Wells played the mohawked baddie who fought "Mad Max" hero Mel Gibson in the 1981 sequel to the cult apocalyptic hit. Wells also will attend a 9 p.m. Saturday screening and Q&A discussion of "The Road Warrior."

Baker said this will be the first time the studio has allowed the film to be shown on the big screen in 15 years.

Like last year, this year's event will kick off tonight with a ZombieFest. The costume party will feature music by Bernadette & the Element and a Scream Queen Contest in which attendees are invited to let out their best blood-curdling screams.

Baker said while submissions were down this year, the quality of the work has gone up instead.

"The films just get better every year," he said, "so our screeners are more selective.
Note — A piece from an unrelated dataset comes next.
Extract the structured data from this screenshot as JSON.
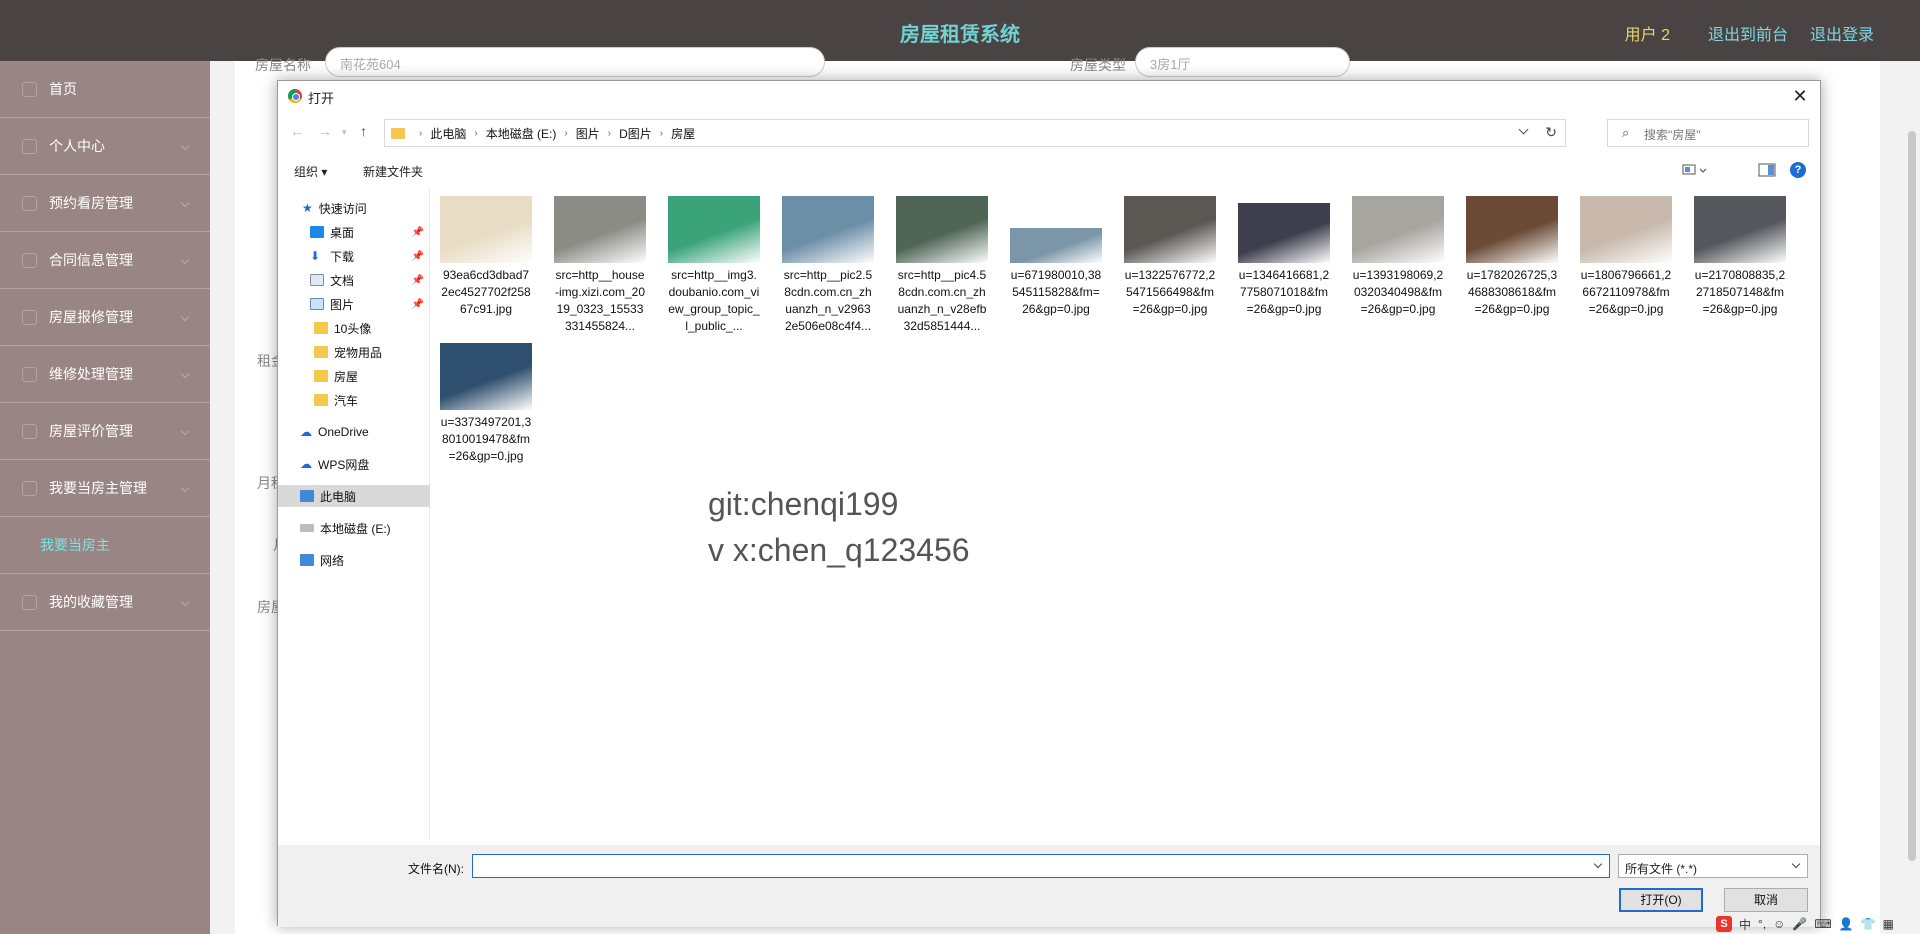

We had films that did not make it this year that probably would have won the festival three years ago."

While the festival's name emphasizes its horror roots, Baker said he was encouraged to see more submissions in other film genres this year.

"Sci-fi and fantasy are more difficult and expensive to make, in many ways. The technical aspects of doing the computer graphics is more complicated. But more and more people are willing to take a chance and strive toward doing new things," he said.

The festival attracted some 500 to 600 moviegoers last year, and Baker said word-of-mouth has helped it grow each year. "As the films get better, we get more and more calls from people who want to be there," he said.